What's as much fun as a three-ring circus? A one-ring circus, of course - if it's the Big Apple Circus, which makes up in charm and intimacy what it lacks in hugeness and hoopla.

Billed as New York's only resident one-ring circus, the Big Apple recently set up shop at Lincoln Center in a whopping 1,600-seat tent tucked neatly between the Metropolitan Opera House and the New York State Theater. It's a modest show compared with the extravaganzas given each year by the Ringling Bros. and Barnum & Bailey bunch, who have decades of experience and all of Madison Square Garden at their disposal.

But smallness can be a virtue, even at the circus. It's a pleasure to see first-rate acts close up, one at a time, enjoying a real rapport with their audience. And it's great fun to see a circus in a genuine tent for a change, complete with sawdust and sandbags.

The spectacle begins with a traditional ''charivari,'' with the performers parading before the crowd, and you can tell right away this isn't the biggest show on earth. There are just over a dozen acts on the program, plus intervals with a couple of clowns named Michael and Paul - one of whom, Paul Binder, is director and founder of the Big Apple Circus, which may explain why he pops up more often than anybody else. It's a typical lineup, with trapeze artists, jugglers, a couple of trained animals, and other pleasantly predictable stuff. But it's all on a human scale, less overblown and overhyped than the three-ring variety. Even the ringmaster reaches his audience on a reasonably calm and dignified level, without the bellowed ballyhoo that seems to be de rigeur in larger and splashier shows. The music is provided by a small but energetic crew - including drummer David van Tieghem, normally a stalwart of the avant-garde fringes - who acquit themselves with proper noisiness, though leaning toward disco a bit too strongly for some tastes.

The stars of the circus lineup are easy to spot, because the places of honor - just before intermission and just before the finale - are reserved for them. The first half of the program winds up with Philippe Petit, the high-wire wizard who became famous a few years ago for staging an unscheduled stroll between the towers of New York's tallest building, the World Trade Center. He isn't a particularly charismatic performer, but he certainly knows his stuff, and working without a net is a suspenseful business even in the comparatively down-to-earth confines of the Big Apple tent. The other main event is a splendid trapeze act by the Flying Goanas, which looks downright spectacular in such intimate surroundings.

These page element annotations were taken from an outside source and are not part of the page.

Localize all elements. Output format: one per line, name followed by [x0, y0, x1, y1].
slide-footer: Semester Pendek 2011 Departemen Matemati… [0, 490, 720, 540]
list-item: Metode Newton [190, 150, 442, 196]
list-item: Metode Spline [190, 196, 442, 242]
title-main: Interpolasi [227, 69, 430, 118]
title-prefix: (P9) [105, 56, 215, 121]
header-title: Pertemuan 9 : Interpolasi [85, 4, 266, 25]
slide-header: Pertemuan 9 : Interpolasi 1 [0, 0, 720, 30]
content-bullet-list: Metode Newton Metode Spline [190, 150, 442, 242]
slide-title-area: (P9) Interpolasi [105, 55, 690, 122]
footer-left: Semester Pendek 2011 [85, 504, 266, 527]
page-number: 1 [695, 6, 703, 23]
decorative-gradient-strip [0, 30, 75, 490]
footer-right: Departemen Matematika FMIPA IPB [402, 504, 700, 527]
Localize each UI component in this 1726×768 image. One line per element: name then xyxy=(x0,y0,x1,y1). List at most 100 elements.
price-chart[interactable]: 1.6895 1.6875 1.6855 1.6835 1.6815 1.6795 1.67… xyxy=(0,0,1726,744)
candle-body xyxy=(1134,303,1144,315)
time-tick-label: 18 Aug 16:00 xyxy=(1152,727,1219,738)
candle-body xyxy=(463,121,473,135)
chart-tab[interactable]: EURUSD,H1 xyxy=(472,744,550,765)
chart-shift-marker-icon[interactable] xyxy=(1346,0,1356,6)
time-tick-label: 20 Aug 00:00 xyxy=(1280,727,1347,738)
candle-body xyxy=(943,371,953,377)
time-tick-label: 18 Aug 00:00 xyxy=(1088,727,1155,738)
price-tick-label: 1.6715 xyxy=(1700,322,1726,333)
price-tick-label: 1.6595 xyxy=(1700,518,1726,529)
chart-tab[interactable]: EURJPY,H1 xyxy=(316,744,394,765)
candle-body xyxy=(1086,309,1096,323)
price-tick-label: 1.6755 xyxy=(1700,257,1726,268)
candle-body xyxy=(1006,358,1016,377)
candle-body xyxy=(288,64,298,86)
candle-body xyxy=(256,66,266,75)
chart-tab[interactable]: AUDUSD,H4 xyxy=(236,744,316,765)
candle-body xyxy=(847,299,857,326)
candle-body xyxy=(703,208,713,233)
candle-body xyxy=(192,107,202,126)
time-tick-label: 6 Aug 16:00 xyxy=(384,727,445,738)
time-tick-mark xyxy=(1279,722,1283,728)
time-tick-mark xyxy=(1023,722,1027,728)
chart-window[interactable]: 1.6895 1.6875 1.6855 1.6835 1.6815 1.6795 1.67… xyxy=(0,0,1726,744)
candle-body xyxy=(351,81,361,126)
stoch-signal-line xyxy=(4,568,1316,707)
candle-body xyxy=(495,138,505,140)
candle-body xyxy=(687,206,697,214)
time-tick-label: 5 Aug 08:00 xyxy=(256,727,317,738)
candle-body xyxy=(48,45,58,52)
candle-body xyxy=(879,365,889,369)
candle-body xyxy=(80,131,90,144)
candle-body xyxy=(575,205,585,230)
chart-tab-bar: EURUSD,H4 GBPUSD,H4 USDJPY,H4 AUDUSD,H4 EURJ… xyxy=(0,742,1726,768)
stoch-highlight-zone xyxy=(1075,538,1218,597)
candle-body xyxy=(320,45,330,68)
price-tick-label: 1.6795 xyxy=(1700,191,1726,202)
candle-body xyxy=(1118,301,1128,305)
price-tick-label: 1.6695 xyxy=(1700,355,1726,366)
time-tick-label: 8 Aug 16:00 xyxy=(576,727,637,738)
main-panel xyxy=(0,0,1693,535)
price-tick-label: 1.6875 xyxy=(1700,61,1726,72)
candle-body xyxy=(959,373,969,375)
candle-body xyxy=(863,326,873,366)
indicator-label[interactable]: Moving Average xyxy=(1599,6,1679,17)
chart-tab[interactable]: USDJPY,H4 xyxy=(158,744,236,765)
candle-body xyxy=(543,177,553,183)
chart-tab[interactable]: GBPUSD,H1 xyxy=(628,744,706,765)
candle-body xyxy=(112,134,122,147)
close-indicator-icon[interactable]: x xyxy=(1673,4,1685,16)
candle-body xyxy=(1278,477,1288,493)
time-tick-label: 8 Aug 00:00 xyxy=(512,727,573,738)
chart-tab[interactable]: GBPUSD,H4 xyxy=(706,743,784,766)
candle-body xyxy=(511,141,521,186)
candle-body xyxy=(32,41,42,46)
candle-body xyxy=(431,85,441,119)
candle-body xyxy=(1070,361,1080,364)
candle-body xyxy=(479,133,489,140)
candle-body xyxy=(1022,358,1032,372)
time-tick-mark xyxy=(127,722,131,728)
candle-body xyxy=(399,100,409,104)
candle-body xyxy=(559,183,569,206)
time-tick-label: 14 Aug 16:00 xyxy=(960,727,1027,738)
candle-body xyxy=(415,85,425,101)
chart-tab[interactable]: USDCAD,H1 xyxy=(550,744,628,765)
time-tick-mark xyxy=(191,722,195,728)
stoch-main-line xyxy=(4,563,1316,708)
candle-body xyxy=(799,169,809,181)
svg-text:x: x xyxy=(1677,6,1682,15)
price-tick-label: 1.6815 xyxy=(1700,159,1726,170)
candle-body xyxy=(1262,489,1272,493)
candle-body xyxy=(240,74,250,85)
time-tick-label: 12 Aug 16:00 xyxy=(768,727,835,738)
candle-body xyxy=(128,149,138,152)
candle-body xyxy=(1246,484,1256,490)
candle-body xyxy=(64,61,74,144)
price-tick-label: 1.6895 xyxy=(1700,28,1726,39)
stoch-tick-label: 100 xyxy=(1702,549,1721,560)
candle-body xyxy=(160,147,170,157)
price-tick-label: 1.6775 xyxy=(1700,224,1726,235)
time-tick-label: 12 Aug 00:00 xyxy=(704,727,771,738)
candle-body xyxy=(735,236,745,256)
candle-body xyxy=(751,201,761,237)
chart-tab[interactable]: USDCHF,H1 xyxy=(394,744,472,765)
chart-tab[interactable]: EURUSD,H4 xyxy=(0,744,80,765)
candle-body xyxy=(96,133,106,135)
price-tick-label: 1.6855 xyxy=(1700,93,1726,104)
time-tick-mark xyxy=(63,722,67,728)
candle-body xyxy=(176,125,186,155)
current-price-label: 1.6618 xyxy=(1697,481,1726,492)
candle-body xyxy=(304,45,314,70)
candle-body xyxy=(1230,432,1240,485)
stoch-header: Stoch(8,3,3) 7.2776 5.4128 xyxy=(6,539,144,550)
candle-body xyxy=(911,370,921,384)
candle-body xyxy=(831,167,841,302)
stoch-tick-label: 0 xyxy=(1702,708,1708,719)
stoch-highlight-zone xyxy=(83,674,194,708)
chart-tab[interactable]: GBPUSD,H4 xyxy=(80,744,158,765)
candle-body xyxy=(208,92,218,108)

Other highlights include the Back Street Flyers, handspring specialists from Harlem; a quietly competent juggler who climaxes his act with a fire dance in the darkened tent; a literate and very funny juggling duet by the clowns Michael and Paul; a couple of acrobats; and a gang of trick unicyclists who are likable if not very versatile. Among other attractions are a gent who balances upside-down on his hands and a trick horseback rider. Not to mention Tarra, who was billed to the press as ''the world's only roller-skating elephant,'' but confined himself (herself?) on opening night to such accomplishments as swigging a soft drink and playing a harmonica, very softly.

Children of all ages seemed to enjoy the show during its first performance of the season, and it should have little trouble drawing crowds through Jan. 3, when it will fold up its tent and move on.